The concept of the gastropub arrived on the foodie scene with the launch of The Eagle in East London in the mid-1990s. Suddenly their casual, Med-inspired dishes served alongside elevated pub booze became, quite literally, the talk of the town and the pub was reinvented. Boozers, to differentiate, were for old men; everyone, darling, was eating out in gastropubs – they were cheaper, more 'real' and often offered more eclectic choice and quality than many restaurants.
But the gastropub became a cliché and The GFG has it quite right when it says that the term has become meaningless. As the concept spread, young chefs and would-be restaurateurs took over traditional boozers to gain experience and independence without the necessary concomitant high spending and ramped the menu prices up in the process. Within a decade, it became hard to distinguish between gastropubs and restaurants. The stalwart drinkers were shoved to one side, the smokers outside as the law changed and as the concept of a pub changed entirely, from a quiet place to drink of an evening to a crowded place to eat, the quality plummeted – serve cheap food, call yourself a 'gastropub' and they will come.
The label did serve to bring about some change in the industry and bring money through the door of formerly-struggling drinking pubs. When a pub gets it right, it's worth giving it some loyalty.

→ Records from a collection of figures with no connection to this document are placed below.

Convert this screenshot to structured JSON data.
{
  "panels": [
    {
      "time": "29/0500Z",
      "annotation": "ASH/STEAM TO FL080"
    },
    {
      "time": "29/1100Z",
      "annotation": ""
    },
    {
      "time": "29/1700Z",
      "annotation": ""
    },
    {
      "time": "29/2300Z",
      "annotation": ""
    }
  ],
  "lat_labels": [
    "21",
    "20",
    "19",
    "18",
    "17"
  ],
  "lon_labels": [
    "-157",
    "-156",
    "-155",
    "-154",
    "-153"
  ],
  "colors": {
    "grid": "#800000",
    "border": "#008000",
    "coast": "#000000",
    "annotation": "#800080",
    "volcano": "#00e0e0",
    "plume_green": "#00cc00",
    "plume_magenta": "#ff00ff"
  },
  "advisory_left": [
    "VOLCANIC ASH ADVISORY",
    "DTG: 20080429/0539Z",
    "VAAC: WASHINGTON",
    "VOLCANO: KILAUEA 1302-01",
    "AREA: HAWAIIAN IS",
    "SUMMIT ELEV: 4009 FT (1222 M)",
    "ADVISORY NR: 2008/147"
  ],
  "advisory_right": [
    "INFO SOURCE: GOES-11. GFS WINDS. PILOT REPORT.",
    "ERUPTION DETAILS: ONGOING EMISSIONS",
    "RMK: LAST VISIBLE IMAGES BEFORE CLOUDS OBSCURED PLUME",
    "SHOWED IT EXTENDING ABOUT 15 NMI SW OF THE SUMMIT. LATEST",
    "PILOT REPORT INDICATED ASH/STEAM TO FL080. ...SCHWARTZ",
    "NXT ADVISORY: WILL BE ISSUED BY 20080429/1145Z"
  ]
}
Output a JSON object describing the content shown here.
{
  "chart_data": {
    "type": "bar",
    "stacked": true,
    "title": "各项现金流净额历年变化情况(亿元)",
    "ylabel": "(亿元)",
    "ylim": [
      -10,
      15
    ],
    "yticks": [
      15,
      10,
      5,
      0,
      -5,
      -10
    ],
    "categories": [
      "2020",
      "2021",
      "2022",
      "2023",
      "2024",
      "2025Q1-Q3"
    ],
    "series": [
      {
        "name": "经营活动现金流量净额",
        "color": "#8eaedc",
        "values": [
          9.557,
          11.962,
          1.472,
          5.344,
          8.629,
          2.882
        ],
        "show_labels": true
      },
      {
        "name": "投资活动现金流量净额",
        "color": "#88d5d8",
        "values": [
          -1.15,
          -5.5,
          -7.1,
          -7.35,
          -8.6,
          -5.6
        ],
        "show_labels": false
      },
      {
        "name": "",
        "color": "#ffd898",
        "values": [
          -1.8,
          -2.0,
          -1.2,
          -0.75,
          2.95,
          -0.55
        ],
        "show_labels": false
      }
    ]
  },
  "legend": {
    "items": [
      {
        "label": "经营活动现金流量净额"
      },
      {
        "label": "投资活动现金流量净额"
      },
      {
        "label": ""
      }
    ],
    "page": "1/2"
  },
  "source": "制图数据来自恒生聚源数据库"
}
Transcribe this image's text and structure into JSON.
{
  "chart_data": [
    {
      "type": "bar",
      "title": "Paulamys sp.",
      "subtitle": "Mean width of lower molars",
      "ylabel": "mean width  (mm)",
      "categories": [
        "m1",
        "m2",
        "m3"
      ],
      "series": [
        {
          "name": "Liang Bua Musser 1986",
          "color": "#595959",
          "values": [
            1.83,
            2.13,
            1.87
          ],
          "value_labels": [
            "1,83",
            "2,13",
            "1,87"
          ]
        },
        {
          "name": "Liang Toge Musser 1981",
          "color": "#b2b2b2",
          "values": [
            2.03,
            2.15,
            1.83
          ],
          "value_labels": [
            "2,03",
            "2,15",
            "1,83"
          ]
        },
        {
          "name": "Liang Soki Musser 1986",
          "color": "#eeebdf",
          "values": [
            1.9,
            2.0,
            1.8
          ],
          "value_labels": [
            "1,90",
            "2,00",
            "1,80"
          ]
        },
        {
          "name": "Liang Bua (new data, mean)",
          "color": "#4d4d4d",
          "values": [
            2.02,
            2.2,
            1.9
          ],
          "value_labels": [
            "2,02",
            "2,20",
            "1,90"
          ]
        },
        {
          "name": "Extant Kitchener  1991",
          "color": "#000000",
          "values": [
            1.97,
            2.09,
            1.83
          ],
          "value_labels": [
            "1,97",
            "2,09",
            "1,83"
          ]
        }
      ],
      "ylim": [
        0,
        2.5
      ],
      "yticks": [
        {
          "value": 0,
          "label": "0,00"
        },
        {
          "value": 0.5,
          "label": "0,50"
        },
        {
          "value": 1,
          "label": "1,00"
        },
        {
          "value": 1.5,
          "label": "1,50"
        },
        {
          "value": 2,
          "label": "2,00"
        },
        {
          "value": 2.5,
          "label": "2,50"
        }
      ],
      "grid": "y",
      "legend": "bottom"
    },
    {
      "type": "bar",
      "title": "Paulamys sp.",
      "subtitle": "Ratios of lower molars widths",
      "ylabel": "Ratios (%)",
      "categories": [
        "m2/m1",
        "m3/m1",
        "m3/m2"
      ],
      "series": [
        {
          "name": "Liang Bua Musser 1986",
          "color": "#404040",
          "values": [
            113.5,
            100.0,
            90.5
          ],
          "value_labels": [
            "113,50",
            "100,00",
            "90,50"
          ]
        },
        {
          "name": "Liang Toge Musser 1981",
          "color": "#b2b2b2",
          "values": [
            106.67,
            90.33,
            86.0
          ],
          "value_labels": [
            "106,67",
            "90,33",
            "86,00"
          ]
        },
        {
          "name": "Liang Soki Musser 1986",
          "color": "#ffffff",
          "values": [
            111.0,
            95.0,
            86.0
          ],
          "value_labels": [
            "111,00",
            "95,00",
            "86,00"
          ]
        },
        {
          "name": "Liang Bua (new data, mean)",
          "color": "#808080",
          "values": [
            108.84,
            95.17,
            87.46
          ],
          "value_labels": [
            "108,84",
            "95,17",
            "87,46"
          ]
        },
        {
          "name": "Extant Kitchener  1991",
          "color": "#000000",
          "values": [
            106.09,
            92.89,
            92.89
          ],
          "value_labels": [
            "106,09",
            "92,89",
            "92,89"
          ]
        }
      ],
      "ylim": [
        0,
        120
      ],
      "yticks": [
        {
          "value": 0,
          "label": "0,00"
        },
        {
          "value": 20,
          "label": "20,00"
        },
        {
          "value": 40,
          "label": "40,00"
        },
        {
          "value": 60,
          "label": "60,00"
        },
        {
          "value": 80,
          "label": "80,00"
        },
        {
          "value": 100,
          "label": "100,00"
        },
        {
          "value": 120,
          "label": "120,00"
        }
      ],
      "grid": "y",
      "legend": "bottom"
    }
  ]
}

However, not all 'gastropubs' serve good food, just as not all restaurants do and The GFG is peering through the bottom of a rosé-tinted wine glass if it thinks that the term can be eradicated because – in its view – most pubs now serve "casual, keenly-priced" food with "all the old favourites back in favour". It's somewhat of a bucolic idyll it paints: the rosy-cheeked landlord doling out own-made Scotch eggs from behind the bar as he pulls a pint of CAMRA-recommended local beer.
We would argue that actually, that's still not widely the case. Sure there are some good pubs around serving good food, some of it even home-grown or locally sourced, but is it really the majority? To claim that 'gastropub' has served its purpose and now pubs everywhere serve both the drinker and the diner alike is a little sweeping, to say the least. Many remain hardened drinkers' dens, swirly carpets and all, because the locals and the landlord like it like that. Some choose to offer food and sometimes it's good and sometimes it's bad, and like all eating establishments, it's quite often pot luck. Don't we, the customer, still use it as a term of definition of quality?
It's also worth examining its statement that "demand is for imaginative food, one-dish grazing, as well as three-course blow outs." Well, isn't that what restaurants do? The statement raises questions about what a pub is. What kind of food does it serve? If we carry on down this road, we'll need to wipe out 'pub' and 'restaurant' and come up with something else: 'grub station' anyone? We do agree, up to a point, about flexible dining hours – there's nothing more annoying than arriving at 2.05pm for a late lunch to a much-hyped pub only to find it serving food between 12pm and 2pm and that's your lot, matey – but that's just a case of wider advertising and the management managing customer expectations.
As ever, we turn it over to you. What do you think a pub should be? Do you think 'gastropub' remains a concrete definition any longer or is it indeed obsolete? Would you like your local pub to serve 'proper' food or are you happy with the crisps? Or are you just a drinker and want your pub back?